Taxpayers who fall into certain categories are required to manually provide information regarding their income to HMRC. The process by which this is undertaken is called Self Assessment.
Each year all income information for the preceding tax year is provided to HMRC via their online system or by filing a paper tax return. For example, for income earned between April 2018 and April 2019, a tax return would need to be submitted by October 2019 (if paper) or January 31st 2020 (online).
The tax due would be calculated from the information provided and a payment would then also need to be made. Payments are made under the payment on account system if the tax bill calculated is more than £1,000 or less than 80 percent of tax owed is paid already through the tax code.
Under this system, after submitting each tax return the payment is made up of the balance of what is remaining due from the previous tax return (or the entire current tax bill) as well as a around 50% payment toward the next year's tax bill. This would be in January, and then in July roughly another 50% payment toward next year's tax bill would be made.

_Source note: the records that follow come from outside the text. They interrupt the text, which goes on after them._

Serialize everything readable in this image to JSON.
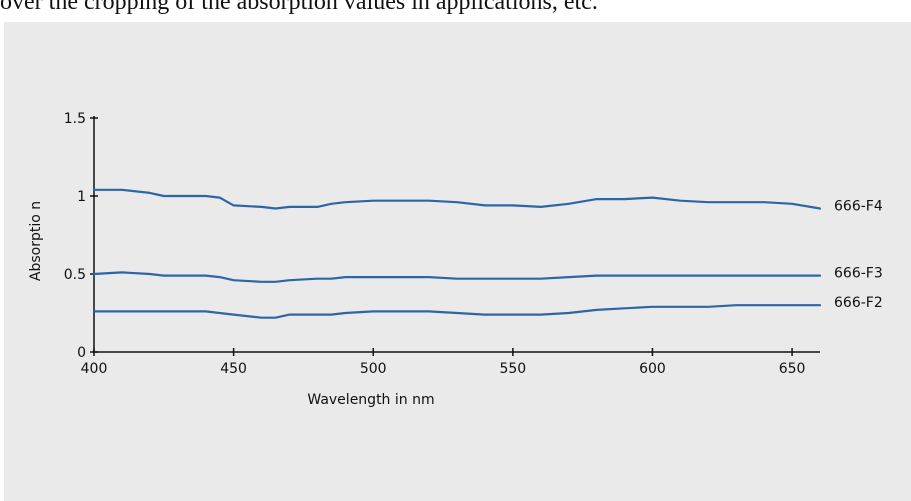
{
  "caption": {
    "text": "over the cropping of the absorption values in applications, etc."
  },
  "chart_data": {
    "type": "line",
    "title": "",
    "xlabel": "Wavelength in nm",
    "ylabel": "Absorptio n",
    "xlim": [
      400,
      660
    ],
    "ylim": [
      0,
      1.5
    ],
    "x_ticks": [
      400,
      450,
      500,
      550,
      600,
      650
    ],
    "x_tick_labels": [
      "400",
      "450",
      "500",
      "550",
      "600",
      "650"
    ],
    "y_ticks": [
      0,
      0.5,
      1,
      1.5
    ],
    "y_tick_labels": [
      "0",
      "0.5",
      "1",
      "1.5"
    ],
    "grid": false,
    "line_color": "#2f64a8",
    "x": [
      400,
      410,
      420,
      425,
      430,
      440,
      445,
      450,
      460,
      465,
      470,
      480,
      485,
      490,
      500,
      510,
      520,
      530,
      540,
      550,
      560,
      570,
      580,
      590,
      600,
      610,
      620,
      630,
      640,
      650,
      660
    ],
    "series": [
      {
        "name": "666-F4",
        "values": [
          1.04,
          1.04,
          1.02,
          1.0,
          1.0,
          1.0,
          0.99,
          0.94,
          0.93,
          0.92,
          0.93,
          0.93,
          0.95,
          0.96,
          0.97,
          0.97,
          0.97,
          0.96,
          0.94,
          0.94,
          0.93,
          0.95,
          0.98,
          0.98,
          0.99,
          0.97,
          0.96,
          0.96,
          0.96,
          0.95,
          0.92
        ]
      },
      {
        "name": "666-F3",
        "values": [
          0.5,
          0.51,
          0.5,
          0.49,
          0.49,
          0.49,
          0.48,
          0.46,
          0.45,
          0.45,
          0.46,
          0.47,
          0.47,
          0.48,
          0.48,
          0.48,
          0.48,
          0.47,
          0.47,
          0.47,
          0.47,
          0.48,
          0.49,
          0.49,
          0.49,
          0.49,
          0.49,
          0.49,
          0.49,
          0.49,
          0.49
        ]
      },
      {
        "name": "666-F2",
        "values": [
          0.26,
          0.26,
          0.26,
          0.26,
          0.26,
          0.26,
          0.25,
          0.24,
          0.22,
          0.22,
          0.24,
          0.24,
          0.24,
          0.25,
          0.26,
          0.26,
          0.26,
          0.25,
          0.24,
          0.24,
          0.24,
          0.25,
          0.27,
          0.28,
          0.29,
          0.29,
          0.29,
          0.3,
          0.3,
          0.3,
          0.3
        ]
      }
    ]
  }
}
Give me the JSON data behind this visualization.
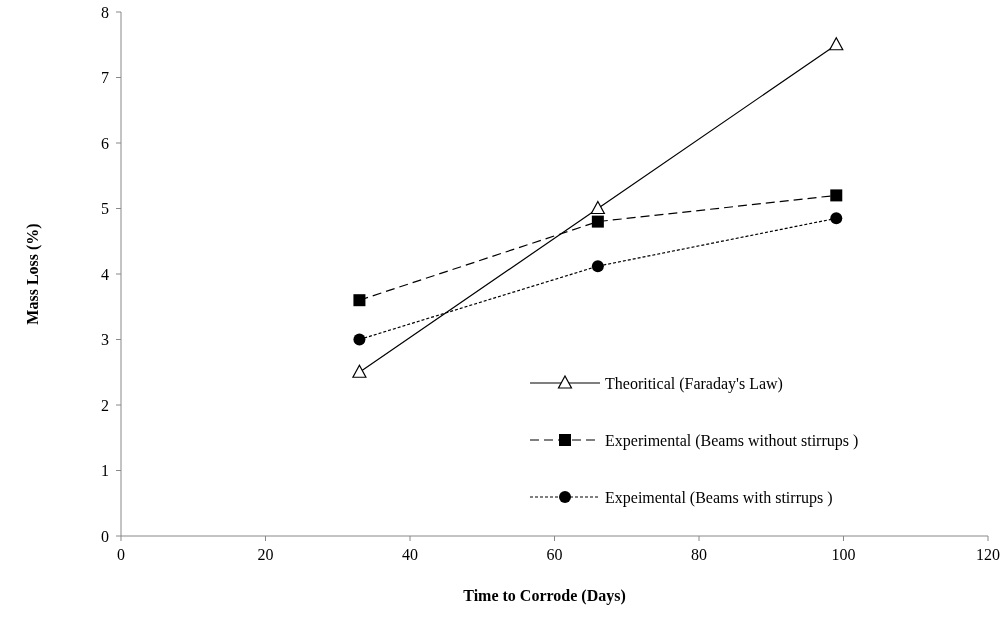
{
  "chart_data": {
    "type": "line",
    "xlabel": "Time to Corrode (Days)",
    "ylabel": "Mass Loss (%)",
    "xlim": [
      0,
      120
    ],
    "xticks": [
      0,
      20,
      40,
      60,
      80,
      100,
      120
    ],
    "ylim": [
      0,
      8
    ],
    "yticks": [
      0,
      1,
      2,
      3,
      4,
      5,
      6,
      7,
      8
    ],
    "grid": false,
    "legend": "bottom right",
    "series": [
      {
        "name": "Theoritical (Faraday's Law)",
        "color": "#000000",
        "marker": "triangle",
        "line_style": "solid",
        "x": [
          33,
          66,
          99
        ],
        "values": [
          2.5,
          5,
          7.5
        ]
      },
      {
        "name": "Experimental (Beams without stirrups )",
        "color": "#000000",
        "marker": "square",
        "line_style": "dashed",
        "x": [
          33,
          66,
          99
        ],
        "values": [
          3.6,
          4.8,
          5.2
        ]
      },
      {
        "name": "Expeimental (Beams with stirrups )",
        "color": "#000000",
        "marker": "circle",
        "line_style": "dotted",
        "x": [
          33,
          66,
          99
        ],
        "values": [
          3.0,
          4.12,
          4.85
        ]
      }
    ]
  }
}
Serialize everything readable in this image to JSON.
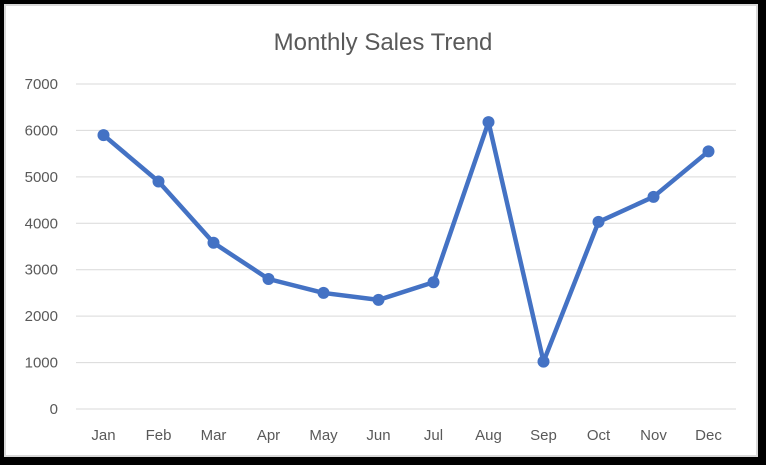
{
  "chart_data": {
    "type": "line",
    "title": "Monthly Sales Trend",
    "xlabel": "",
    "ylabel": "",
    "categories": [
      "Jan",
      "Feb",
      "Mar",
      "Apr",
      "May",
      "Jun",
      "Jul",
      "Aug",
      "Sep",
      "Oct",
      "Nov",
      "Dec"
    ],
    "series": [
      {
        "values": [
          5900,
          4900,
          3580,
          2800,
          2500,
          2350,
          2730,
          6180,
          1020,
          4030,
          4570,
          5550
        ]
      }
    ],
    "ylim": [
      0,
      7000
    ],
    "yticks": [
      0,
      1000,
      2000,
      3000,
      4000,
      5000,
      6000,
      7000
    ],
    "grid": true,
    "legend": "none",
    "colors": {
      "line": "#4472c4",
      "grid": "#d9d9d9",
      "text": "#595959",
      "frame": "#000000"
    }
  }
}
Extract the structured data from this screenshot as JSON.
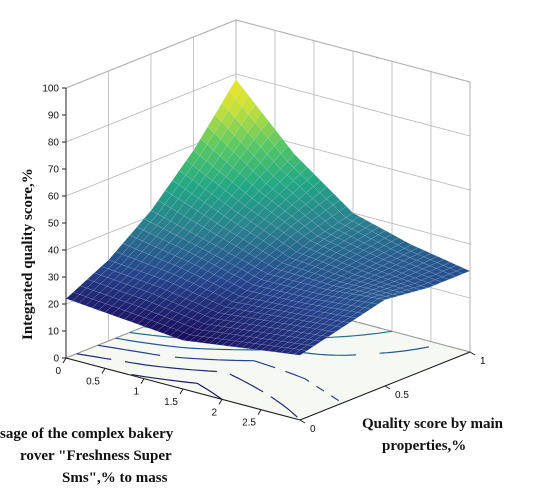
{
  "chart_data": {
    "type": "surface",
    "zlabel": "Integrated quality score,%",
    "xlabel_lines": [
      "sage of the complex bakery",
      "rover \"Freshness Super",
      "Sms\",% to mass"
    ],
    "ylabel_lines": [
      "Quality score by main",
      "properties,%"
    ],
    "x_axis": {
      "range": [
        0,
        3
      ],
      "ticks": [
        "0",
        "0.5",
        "1",
        "1.5",
        "2",
        "2.5"
      ]
    },
    "y_axis": {
      "range": [
        0,
        1
      ],
      "ticks": [
        "0",
        "0.5",
        "1"
      ]
    },
    "z_axis": {
      "range": [
        0,
        100
      ],
      "ticks": [
        "0",
        "10",
        "20",
        "30",
        "40",
        "50",
        "60",
        "70",
        "80",
        "90",
        "100"
      ]
    },
    "grid": true,
    "colormap": [
      "#1b0c5a",
      "#26448c",
      "#2a7f8e",
      "#22a884",
      "#59c864",
      "#c5e03a",
      "#fde725"
    ],
    "surface_samples": {
      "x": [
        0,
        0.75,
        1.5,
        2.25,
        3
      ],
      "y": [
        0,
        0.25,
        0.5,
        0.75,
        1
      ],
      "z": [
        [
          22,
          20,
          18,
          21,
          24
        ],
        [
          30,
          28,
          24,
          26,
          28
        ],
        [
          42,
          36,
          30,
          30,
          32
        ],
        [
          58,
          46,
          36,
          32,
          30
        ],
        [
          78,
          56,
          40,
          34,
          30
        ]
      ]
    }
  }
}
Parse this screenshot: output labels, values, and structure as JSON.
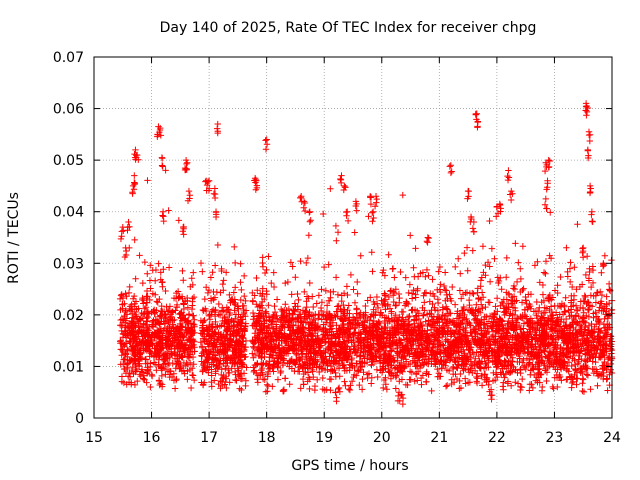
{
  "chart_data": {
    "type": "scatter",
    "title": "Day 140 of 2025, Rate Of TEC Index for receiver chpg",
    "xlabel": "GPS time / hours",
    "ylabel": "ROTI / TECUs",
    "xlim": [
      15,
      24
    ],
    "ylim": [
      0,
      0.07
    ],
    "xticks": [
      "15",
      "16",
      "17",
      "18",
      "19",
      "20",
      "21",
      "22",
      "23",
      "24"
    ],
    "yticks": [
      "0",
      "0.01",
      "0.02",
      "0.03",
      "0.04",
      "0.05",
      "0.06",
      "0.07"
    ],
    "grid": true,
    "marker": "+",
    "marker_color": "#ff0000",
    "gaps": [
      [
        15.0,
        15.45
      ],
      [
        16.75,
        16.85
      ],
      [
        17.65,
        17.75
      ]
    ],
    "series": [
      {
        "name": "ROTI",
        "color": "#ff0000",
        "points": [
          [
            15.72,
            0.052
          ],
          [
            15.75,
            0.051
          ],
          [
            15.7,
            0.047
          ],
          [
            15.68,
            0.045
          ],
          [
            15.5,
            0.037
          ],
          [
            15.55,
            0.033
          ],
          [
            15.6,
            0.038
          ],
          [
            16.12,
            0.0565
          ],
          [
            16.15,
            0.0562
          ],
          [
            16.18,
            0.0505
          ],
          [
            16.2,
            0.04
          ],
          [
            16.6,
            0.05
          ],
          [
            16.62,
            0.0495
          ],
          [
            16.65,
            0.044
          ],
          [
            16.55,
            0.037
          ],
          [
            16.95,
            0.046
          ],
          [
            17.0,
            0.046
          ],
          [
            17.1,
            0.0445
          ],
          [
            17.15,
            0.057
          ],
          [
            17.12,
            0.04
          ],
          [
            17.8,
            0.0465
          ],
          [
            17.82,
            0.046
          ],
          [
            18.0,
            0.054
          ],
          [
            18.6,
            0.043
          ],
          [
            18.65,
            0.042
          ],
          [
            18.75,
            0.04
          ],
          [
            19.3,
            0.047
          ],
          [
            19.35,
            0.045
          ],
          [
            19.4,
            0.04
          ],
          [
            19.55,
            0.042
          ],
          [
            19.8,
            0.043
          ],
          [
            19.9,
            0.043
          ],
          [
            19.85,
            0.04
          ],
          [
            20.8,
            0.035
          ],
          [
            21.2,
            0.049
          ],
          [
            21.5,
            0.044
          ],
          [
            21.55,
            0.039
          ],
          [
            21.6,
            0.038
          ],
          [
            21.65,
            0.059
          ],
          [
            21.67,
            0.0575
          ],
          [
            22.0,
            0.041
          ],
          [
            22.05,
            0.0415
          ],
          [
            22.2,
            0.048
          ],
          [
            22.25,
            0.044
          ],
          [
            22.85,
            0.0495
          ],
          [
            22.9,
            0.05
          ],
          [
            22.88,
            0.046
          ],
          [
            22.85,
            0.0425
          ],
          [
            23.55,
            0.061
          ],
          [
            23.56,
            0.0605
          ],
          [
            23.6,
            0.0555
          ],
          [
            23.58,
            0.052
          ],
          [
            23.62,
            0.045
          ],
          [
            23.65,
            0.04
          ],
          [
            23.5,
            0.033
          ],
          [
            23.85,
            0.03
          ],
          [
            23.95,
            0.026
          ],
          [
            20.3,
            0.005
          ],
          [
            20.35,
            0.0045
          ],
          [
            18.3,
            0.0055
          ],
          [
            19.2,
            0.005
          ],
          [
            21.9,
            0.0055
          ]
        ]
      }
    ]
  }
}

We are now approaching what would be the second payment in account - the one due at the end of July.
Due to the pandemic the government announced a few months ago that support for those with self assessed tax would be extended by allowing this July payment to be deferred without any interest, fines or penalties. The government states that this payment on account would normally take near £12 billion from around 3 million taxpayers at this time of the year - an average of £4,000 per taxpayer.
The payment will now have to be made by January 31st 2021 and provided it is made by that date, the government's promise of no consequences will stand.
Taxpayers should cancel any direct debit they have with HMRC if it was set up in order for payments on account to be automatically debited, otherwise the payment will still be taken. Manual payers just have to ignore the bill.
The first (31/1/2020) and second payment on account (31/7/2020) are made in respect of the tax bill for the tax year April 2019 to April 2020. When the self assessment is submitted in January 2021 it will be in relation to this period and the payments on account will determine how much of the tax bill for it has already been made on account.
If your income substantially reduced in the first half of this year, or you incurred losses etc, the balancing payment at the end of the year may remain low as the tax bill was not as high as estimated when the existing payments on account were calculated.